There is a lot of talk in the news nowadays about “smart grids”, those 21st century products of electronic technology and cutting-edge engineering that will facilitate the tie-in of hundreds of thousands of small, renewable energy sources like solar energy arrays mounted on residential roofs.
We all know what the electric, or utility, grid is; e.g., the transmission and distribution systems that deliver electricity from the power plant to homes and businesses. But what, exactly, is a smart grid?
According to one energy expert, it is the conversion of an analog system to a digital system. Another defines it as the expansion of utility company monitoring and control devices to provide two-way communications – not just from the utility to the customer, but from the customer back to the utility.
The U.S. Department of Energy (DOE) – never one to do things in a small way – has prepared a 48-page booklet that defines the term, but its simplest explanation is a sort of Internet interaction applied to America’s electrical system.
The DOE is also conducting a series of forums to discuss the various issues surrounding eventual smart grid deployment, and a federal smart grid task force – created under the auspices of the 2007 Energy Independence and Security Act – will attempt to coordinate smart grid activities across the federal government sector.
The real vision, a communications network that delivers on-demand information about grid performance (who needs more electricity, and where it is available), interconnection rates (is it cheaper to buy from the Eastern Interconnection, the Western Interconnection, or the Texas Interconnection?), and even substation failures, is a work-in-progress that could both save energy and protect America from cyberattacks which could seriously hamper business and communications, and leave whole cities at the mercy of inclement weather.
One of the disadvantages a smart grid will overcome is the difficulty of connecting renewable but intermittent sources of energy like solar and wind to the existing grid. This will require not only ramping up the existing transmission via a “highway” of extra-high-voltage lines (EHVs), but coordinating and balancing the generators (which must be brought on- and off-line very carefully to prevent overload and consequent blackouts). Other possibilities for integrating renewables safely into the grid include battery storage, and solar technologies like molted salt which store energy as heat overnight.

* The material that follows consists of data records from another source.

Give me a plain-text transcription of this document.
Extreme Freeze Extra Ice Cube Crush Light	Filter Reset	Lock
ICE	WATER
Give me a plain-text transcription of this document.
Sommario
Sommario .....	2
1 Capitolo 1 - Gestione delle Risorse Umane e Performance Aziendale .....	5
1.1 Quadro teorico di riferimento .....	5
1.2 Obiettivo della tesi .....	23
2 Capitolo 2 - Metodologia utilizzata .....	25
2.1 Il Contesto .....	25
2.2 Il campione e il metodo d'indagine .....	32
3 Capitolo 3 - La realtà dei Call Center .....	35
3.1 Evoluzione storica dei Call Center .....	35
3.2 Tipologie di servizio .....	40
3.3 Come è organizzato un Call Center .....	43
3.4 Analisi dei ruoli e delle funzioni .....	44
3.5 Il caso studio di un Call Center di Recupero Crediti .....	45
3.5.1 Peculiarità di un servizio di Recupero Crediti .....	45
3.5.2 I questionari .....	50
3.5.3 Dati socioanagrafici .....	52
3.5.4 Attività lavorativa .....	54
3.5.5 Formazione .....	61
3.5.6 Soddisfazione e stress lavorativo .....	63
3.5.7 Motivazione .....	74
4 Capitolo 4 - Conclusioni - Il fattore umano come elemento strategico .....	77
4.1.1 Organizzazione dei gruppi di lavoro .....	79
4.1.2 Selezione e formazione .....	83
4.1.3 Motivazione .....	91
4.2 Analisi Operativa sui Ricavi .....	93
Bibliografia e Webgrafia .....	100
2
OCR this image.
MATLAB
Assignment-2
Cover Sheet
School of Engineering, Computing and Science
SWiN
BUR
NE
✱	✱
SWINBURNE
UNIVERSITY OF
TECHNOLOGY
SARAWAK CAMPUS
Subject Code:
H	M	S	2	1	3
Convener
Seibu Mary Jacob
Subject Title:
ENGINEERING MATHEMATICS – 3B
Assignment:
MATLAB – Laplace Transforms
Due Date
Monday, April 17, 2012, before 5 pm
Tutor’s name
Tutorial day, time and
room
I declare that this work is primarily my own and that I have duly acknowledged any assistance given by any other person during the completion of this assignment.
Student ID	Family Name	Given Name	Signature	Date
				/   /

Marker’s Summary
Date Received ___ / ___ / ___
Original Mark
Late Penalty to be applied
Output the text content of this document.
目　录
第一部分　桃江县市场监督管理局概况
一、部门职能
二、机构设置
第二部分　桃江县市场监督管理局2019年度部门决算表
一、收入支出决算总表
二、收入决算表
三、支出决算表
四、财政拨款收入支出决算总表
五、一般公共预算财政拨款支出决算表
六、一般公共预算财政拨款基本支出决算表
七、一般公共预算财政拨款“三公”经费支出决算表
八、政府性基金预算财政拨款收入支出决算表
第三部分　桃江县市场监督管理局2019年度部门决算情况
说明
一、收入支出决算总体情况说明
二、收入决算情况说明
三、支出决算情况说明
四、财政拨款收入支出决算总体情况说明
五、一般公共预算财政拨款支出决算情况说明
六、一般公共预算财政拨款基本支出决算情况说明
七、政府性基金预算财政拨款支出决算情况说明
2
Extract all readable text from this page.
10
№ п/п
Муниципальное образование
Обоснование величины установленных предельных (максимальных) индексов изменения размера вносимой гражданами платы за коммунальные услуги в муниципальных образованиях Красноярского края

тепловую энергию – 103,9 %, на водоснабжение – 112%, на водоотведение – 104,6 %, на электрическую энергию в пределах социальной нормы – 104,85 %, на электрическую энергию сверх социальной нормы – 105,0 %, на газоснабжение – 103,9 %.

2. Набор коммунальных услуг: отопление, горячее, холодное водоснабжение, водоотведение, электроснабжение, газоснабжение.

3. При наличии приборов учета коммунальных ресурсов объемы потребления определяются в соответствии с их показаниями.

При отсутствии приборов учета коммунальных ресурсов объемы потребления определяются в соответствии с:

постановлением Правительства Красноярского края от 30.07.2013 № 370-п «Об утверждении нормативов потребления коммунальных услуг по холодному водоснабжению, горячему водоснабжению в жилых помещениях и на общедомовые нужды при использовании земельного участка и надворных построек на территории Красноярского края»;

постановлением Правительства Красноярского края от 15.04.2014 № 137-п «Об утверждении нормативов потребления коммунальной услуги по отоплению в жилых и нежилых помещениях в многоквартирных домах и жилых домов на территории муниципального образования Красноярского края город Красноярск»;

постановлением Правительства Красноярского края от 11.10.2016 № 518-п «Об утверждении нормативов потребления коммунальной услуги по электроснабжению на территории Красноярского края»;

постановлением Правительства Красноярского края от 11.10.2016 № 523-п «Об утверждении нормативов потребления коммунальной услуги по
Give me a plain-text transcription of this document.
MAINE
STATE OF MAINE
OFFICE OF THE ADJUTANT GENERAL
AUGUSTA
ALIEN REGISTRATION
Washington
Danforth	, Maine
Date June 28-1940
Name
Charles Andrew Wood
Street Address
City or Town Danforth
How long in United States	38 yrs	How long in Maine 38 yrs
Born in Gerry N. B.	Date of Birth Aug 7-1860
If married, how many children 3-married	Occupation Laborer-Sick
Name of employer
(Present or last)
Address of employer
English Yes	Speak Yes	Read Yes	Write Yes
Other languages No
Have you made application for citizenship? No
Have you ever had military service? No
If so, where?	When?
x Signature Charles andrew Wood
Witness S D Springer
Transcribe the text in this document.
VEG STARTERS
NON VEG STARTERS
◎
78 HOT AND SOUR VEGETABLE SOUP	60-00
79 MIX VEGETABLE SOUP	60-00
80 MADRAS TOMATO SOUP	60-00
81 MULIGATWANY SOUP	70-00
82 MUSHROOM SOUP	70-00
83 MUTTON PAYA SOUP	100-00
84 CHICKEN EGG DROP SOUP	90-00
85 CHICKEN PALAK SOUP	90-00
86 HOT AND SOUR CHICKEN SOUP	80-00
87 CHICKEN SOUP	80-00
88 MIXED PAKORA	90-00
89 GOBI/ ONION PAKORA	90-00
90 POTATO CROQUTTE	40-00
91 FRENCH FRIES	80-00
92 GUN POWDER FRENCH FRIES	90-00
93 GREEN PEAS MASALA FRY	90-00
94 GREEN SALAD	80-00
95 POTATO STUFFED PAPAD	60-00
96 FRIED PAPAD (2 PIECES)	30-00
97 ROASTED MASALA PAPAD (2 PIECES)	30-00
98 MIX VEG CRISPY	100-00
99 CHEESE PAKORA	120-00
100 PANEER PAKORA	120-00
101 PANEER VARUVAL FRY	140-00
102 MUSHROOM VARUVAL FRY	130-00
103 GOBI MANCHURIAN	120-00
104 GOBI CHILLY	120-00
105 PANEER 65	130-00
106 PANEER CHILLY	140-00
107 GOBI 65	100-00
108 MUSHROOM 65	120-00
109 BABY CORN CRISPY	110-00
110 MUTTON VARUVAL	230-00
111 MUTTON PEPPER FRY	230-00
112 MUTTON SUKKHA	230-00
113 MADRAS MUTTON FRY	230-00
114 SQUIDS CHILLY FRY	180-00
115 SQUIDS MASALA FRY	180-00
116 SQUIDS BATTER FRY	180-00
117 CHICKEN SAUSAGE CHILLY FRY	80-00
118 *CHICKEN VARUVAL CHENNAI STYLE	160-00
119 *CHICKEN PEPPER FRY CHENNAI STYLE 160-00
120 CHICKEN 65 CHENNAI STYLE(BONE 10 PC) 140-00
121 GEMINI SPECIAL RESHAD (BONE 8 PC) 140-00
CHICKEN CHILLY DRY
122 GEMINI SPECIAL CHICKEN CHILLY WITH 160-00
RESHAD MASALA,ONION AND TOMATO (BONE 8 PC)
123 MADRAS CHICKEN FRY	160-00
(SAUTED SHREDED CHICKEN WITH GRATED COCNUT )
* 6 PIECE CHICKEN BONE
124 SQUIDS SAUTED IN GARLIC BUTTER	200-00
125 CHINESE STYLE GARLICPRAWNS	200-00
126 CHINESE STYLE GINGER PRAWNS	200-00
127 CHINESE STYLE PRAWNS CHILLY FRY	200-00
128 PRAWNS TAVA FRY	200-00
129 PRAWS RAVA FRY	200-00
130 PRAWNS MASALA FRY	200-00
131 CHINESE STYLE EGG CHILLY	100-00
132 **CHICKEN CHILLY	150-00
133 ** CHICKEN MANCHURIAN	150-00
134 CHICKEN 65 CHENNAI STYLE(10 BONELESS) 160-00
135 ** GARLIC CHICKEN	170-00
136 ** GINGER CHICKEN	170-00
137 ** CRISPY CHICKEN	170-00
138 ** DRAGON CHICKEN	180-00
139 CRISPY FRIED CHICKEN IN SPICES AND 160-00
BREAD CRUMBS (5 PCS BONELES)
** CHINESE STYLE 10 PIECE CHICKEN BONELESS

Currently, the U.S. transmission system is a hodgepodge of power lines and interconnects running on outmoded software to balance loads and determine peak capacity. A true smart grid would allow renewable tie-ins and deliver electricity from any point on the grid to any other, even across the continent, as needed, without diffuse and confusing feed-in tariffs and interconnection fees, or other regional regulations that favor one form of electrical generation over another. In a smart grid, 1 kilowatt of solar from a rooftop would have the same incremental value as 100 megawatts from a nuclear plant, and both could literally go anywhere.
The second-most important feature of a smart grid, and one currently active in Boulder, Colorado thanks to Xcel Energy’s foresight, is a grid that allows customers to regulate their own use based on peak electric needs, turning thermostats up or down in extremely cold or hot weather via programmable thermostats, smart meters and software connected to the utility company.
This – putting control of energy usage directly into the hands of ratepayers – would reduce utility bills and save utilities from having to build more power plants by reducing U.S. electricity consumption by about 16 percent, since homes and buildings currently account for almost 40 percent of all U.S. energy consumption.
It would also create an intelligent that grid that could “heal” itself in the event of regional power disturbances, and optimize power-producing assets like solar by creating a more efficient and equitable distribution.